What is astounding about those numbers is not the 17.3% tax rate, but that Buffett’s $39.8 million of taxable income is only about 0.05% of his reported net worth ($71 billion according to Forbes, which put him third on its list of the 400 wealthiest people in the world for 2015).
Proportionately, that’s like someone with an ever-expanding net worth, currently $10 million, reporting taxable income of only $5,000 and paying a federal tax bill of only $900.
So, how does he do it? Buffett’s principal holding is an economic interest of about 20% of Berkshire Hathaway, the huge conglomerate he has been building since the 1960s. It has a market value of about $350 billion. Berkshire hasn’t paid any cash dividends since 1967. Rather, the company accumulates its prodigious after-tax income ($19.9 billion in 2014) and cash flow ($32 billion in 2014) to get bigger by buying companies, lots of companies.

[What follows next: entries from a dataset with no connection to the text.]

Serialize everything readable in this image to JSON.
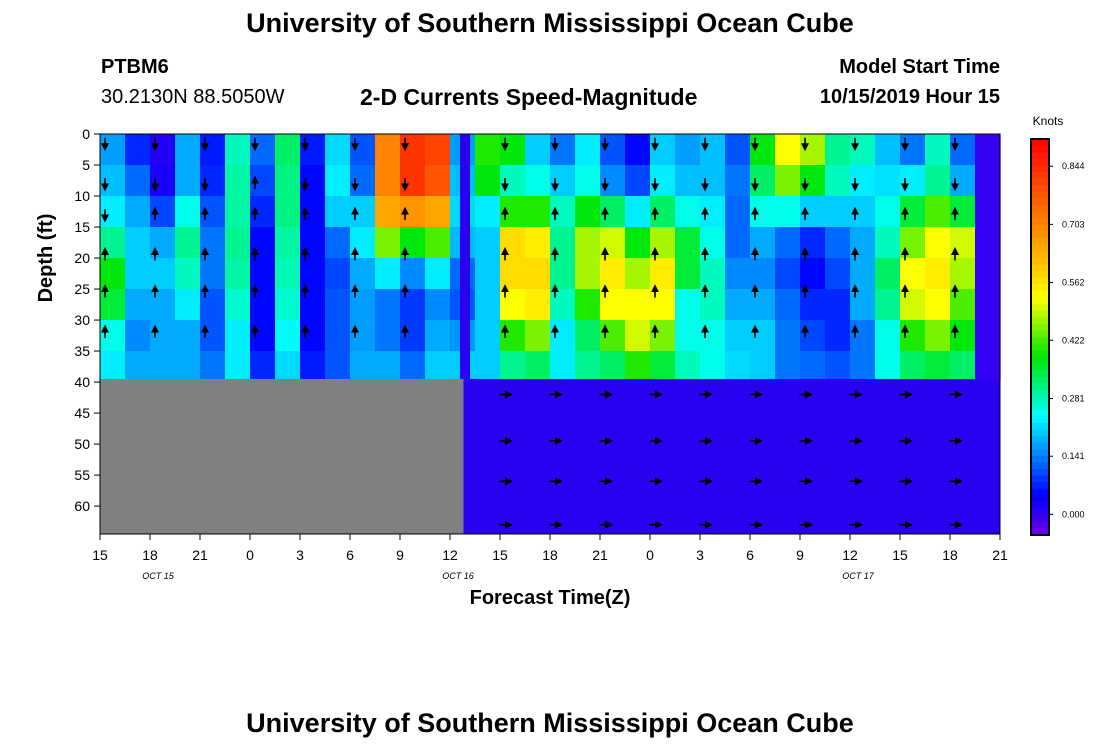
{
  "page": {
    "title_top": "University of Southern Mississippi Ocean Cube",
    "title_bottom": "University of Southern Mississippi Ocean Cube",
    "station_id": "PTBM6",
    "station_coords": "30.2130N 88.5050W",
    "center_title": "2-D Currents Speed-Magnitude",
    "model_label": "Model Start Time",
    "model_time": "10/15/2019 Hour 15"
  },
  "chart_data": {
    "type": "heatmap",
    "title": "2-D Currents Speed-Magnitude",
    "xlabel": "Forecast Time(Z)",
    "ylabel": "Depth (ft)",
    "x_ticks": [
      "15",
      "18",
      "21",
      "0",
      "3",
      "6",
      "9",
      "12",
      "15",
      "18",
      "21",
      "0",
      "3",
      "6",
      "9",
      "12",
      "15",
      "18",
      "21"
    ],
    "x_range_hours": [
      0,
      54
    ],
    "date_labels": [
      {
        "label": "OCT 15",
        "hour": 3
      },
      {
        "label": "OCT 16",
        "hour": 21
      },
      {
        "label": "OCT 17",
        "hour": 45
      }
    ],
    "y_ticks": [
      0,
      5,
      10,
      15,
      20,
      25,
      30,
      35,
      40,
      45,
      50,
      55,
      60
    ],
    "ylim": [
      0,
      64.5
    ],
    "y_inverted": true,
    "data_depth_max": 39.5,
    "nodata_region_gray": {
      "x_hours": [
        0,
        21.8
      ],
      "depth": [
        39.5,
        64.5
      ],
      "color": "#808080"
    },
    "fill_region_blue": {
      "x_hours": [
        21.8,
        54
      ],
      "depth": [
        39.5,
        64.5
      ],
      "color": "#2a00f0"
    },
    "gap_column_hours": [
      21.6,
      22.2
    ],
    "colorbar": {
      "label": "Knots",
      "ticks": [
        "0.844",
        "0.703",
        "0.562",
        "0.422",
        "0.281",
        "0.141",
        "0.000"
      ],
      "tick_values": [
        0.844,
        0.703,
        0.562,
        0.422,
        0.281,
        0.141,
        0.0
      ],
      "range": [
        -0.05,
        0.91
      ]
    },
    "grid_hours": [
      0,
      1.5,
      3,
      4.5,
      6,
      7.5,
      9,
      10.5,
      12,
      13.5,
      15,
      16.5,
      18,
      19.5,
      21,
      22.5,
      24,
      25.5,
      27,
      28.5,
      30,
      31.5,
      33,
      34.5,
      36,
      37.5,
      39,
      40.5,
      42,
      43.5,
      45,
      46.5,
      48,
      49.5,
      51,
      52.5
    ],
    "grid_depths": [
      0,
      5,
      10,
      15,
      20,
      25,
      30,
      35,
      39.5
    ],
    "speed_knots": [
      [
        0.15,
        0.05,
        0.03,
        0.2,
        0.08,
        0.25,
        0.15,
        0.35,
        0.08,
        0.22,
        0.12,
        0.7,
        0.8,
        0.8,
        0.15,
        0.3,
        0.45,
        0.2,
        0.12,
        0.25,
        0.12,
        0.05,
        0.2,
        0.15,
        0.2,
        0.1,
        0.4,
        0.5,
        0.5,
        0.3,
        0.3,
        0.2,
        0.12,
        0.3,
        0.1,
        0.0
      ],
      [
        0.18,
        0.1,
        0.0,
        0.15,
        0.05,
        0.3,
        0.1,
        0.3,
        0.05,
        0.2,
        0.1,
        0.7,
        0.85,
        0.8,
        0.18,
        0.5,
        0.3,
        0.2,
        0.15,
        0.2,
        0.1,
        0.05,
        0.2,
        0.18,
        0.18,
        0.12,
        0.35,
        0.55,
        0.45,
        0.3,
        0.25,
        0.18,
        0.15,
        0.25,
        0.15,
        0.0
      ],
      [
        0.2,
        0.15,
        0.05,
        0.2,
        0.1,
        0.28,
        0.1,
        0.32,
        0.05,
        0.25,
        0.15,
        0.7,
        0.8,
        0.75,
        0.2,
        0.25,
        0.25,
        0.3,
        0.25,
        0.3,
        0.2,
        0.15,
        0.25,
        0.2,
        0.2,
        0.15,
        0.3,
        0.35,
        0.3,
        0.25,
        0.2,
        0.25,
        0.3,
        0.35,
        0.2,
        0.0
      ],
      [
        0.25,
        0.2,
        0.15,
        0.3,
        0.12,
        0.3,
        0.05,
        0.3,
        0.05,
        0.15,
        0.25,
        0.6,
        0.55,
        0.55,
        0.22,
        0.2,
        0.55,
        0.5,
        0.3,
        0.45,
        0.45,
        0.3,
        0.4,
        0.3,
        0.25,
        0.1,
        0.2,
        0.15,
        0.1,
        0.15,
        0.2,
        0.25,
        0.4,
        0.5,
        0.5,
        0.0
      ],
      [
        0.35,
        0.2,
        0.2,
        0.3,
        0.15,
        0.3,
        0.05,
        0.28,
        0.05,
        0.1,
        0.2,
        0.3,
        0.2,
        0.3,
        0.15,
        0.2,
        0.6,
        0.6,
        0.3,
        0.5,
        0.55,
        0.45,
        0.55,
        0.4,
        0.25,
        0.15,
        0.15,
        0.1,
        0.05,
        0.1,
        0.15,
        0.3,
        0.5,
        0.55,
        0.5,
        0.0
      ],
      [
        0.4,
        0.2,
        0.2,
        0.25,
        0.12,
        0.28,
        0.05,
        0.28,
        0.05,
        0.1,
        0.15,
        0.15,
        0.1,
        0.15,
        0.1,
        0.2,
        0.55,
        0.55,
        0.3,
        0.45,
        0.55,
        0.5,
        0.55,
        0.3,
        0.3,
        0.15,
        0.15,
        0.1,
        0.05,
        0.1,
        0.2,
        0.35,
        0.55,
        0.55,
        0.45,
        0.0
      ],
      [
        0.3,
        0.15,
        0.15,
        0.2,
        0.1,
        0.25,
        0.05,
        0.25,
        0.05,
        0.12,
        0.18,
        0.12,
        0.08,
        0.15,
        0.12,
        0.2,
        0.5,
        0.55,
        0.25,
        0.35,
        0.5,
        0.55,
        0.5,
        0.2,
        0.25,
        0.2,
        0.2,
        0.15,
        0.1,
        0.05,
        0.15,
        0.25,
        0.45,
        0.5,
        0.4,
        0.0
      ],
      [
        0.2,
        0.15,
        0.2,
        0.15,
        0.12,
        0.2,
        0.05,
        0.22,
        0.05,
        0.1,
        0.15,
        0.15,
        0.1,
        0.2,
        0.2,
        0.2,
        0.3,
        0.35,
        0.2,
        0.3,
        0.35,
        0.45,
        0.4,
        0.3,
        0.25,
        0.2,
        0.2,
        0.12,
        0.1,
        0.1,
        0.12,
        0.25,
        0.35,
        0.4,
        0.35,
        0.0
      ],
      [
        0.25,
        0.2,
        0.15,
        0.2,
        0.15,
        0.25,
        0.1,
        0.2,
        0.08,
        0.12,
        0.2,
        0.2,
        0.15,
        0.2,
        0.2,
        0.2,
        0.3,
        0.3,
        0.25,
        0.3,
        0.3,
        0.35,
        0.3,
        0.25,
        0.25,
        0.22,
        0.2,
        0.15,
        0.15,
        0.12,
        0.15,
        0.25,
        0.3,
        0.3,
        0.3,
        0.0
      ]
    ],
    "arrows_dir_deg": [
      [
        null,
        135,
        null,
        135,
        null,
        null,
        null,
        null,
        null,
        null,
        null,
        135,
        null,
        180,
        null,
        135,
        null,
        180,
        null,
        135,
        null,
        180,
        null,
        null,
        null,
        270,
        null,
        null,
        null,
        225,
        null,
        225,
        null,
        null,
        null,
        null
      ],
      [
        180,
        null,
        null,
        225,
        null,
        null,
        0,
        null,
        null,
        0,
        null,
        135,
        null,
        180,
        null,
        180,
        null,
        60,
        null,
        45,
        null,
        0,
        null,
        60,
        null,
        270,
        null,
        60,
        null,
        225,
        null,
        null,
        null,
        225,
        null,
        null
      ],
      [
        null,
        0,
        null,
        315,
        null,
        0,
        null,
        0,
        null,
        null,
        null,
        135,
        null,
        180,
        null,
        null,
        null,
        null,
        null,
        null,
        null,
        null,
        null,
        null,
        null,
        null,
        null,
        null,
        null,
        null,
        null,
        null,
        null,
        null,
        null,
        null
      ],
      [
        0,
        null,
        null,
        null,
        null,
        null,
        null,
        null,
        null,
        null,
        null,
        null,
        null,
        null,
        null,
        null,
        null,
        null,
        null,
        null,
        null,
        null,
        null,
        null,
        null,
        null,
        null,
        null,
        null,
        null,
        null,
        null,
        null,
        null,
        null,
        null
      ]
    ],
    "series_note_unused": ""
  }
}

Among its large recent acquisitions were Lubrizol, Burlington Northern Santa Fe, and a shared acquisition of H.J. Heinz.
The Berkshire Model is to buy companies rich in cash flow with histories of paying dividends, then cancel those dividends and retain the cash flow going forward for future acquisitions.
How much tax is Warren Buffett able to avoid by fixing Berkshire’s dividend at zero? The dividend yield of the Standard & Poor’s 500 is about 2%. The price/earnings ratio of the S&P 500 is about 18. Thus, for the S&P 500, approximately 30% of earnings are paid out to shareholders. These dividends are taxable at a current maximum rate of 23.8%.
If Berkshire followed the average of the S&P 500, it would have paid out about $6 billion in dividends in 2014, and Buffett’s share would have been about $1.2 billion.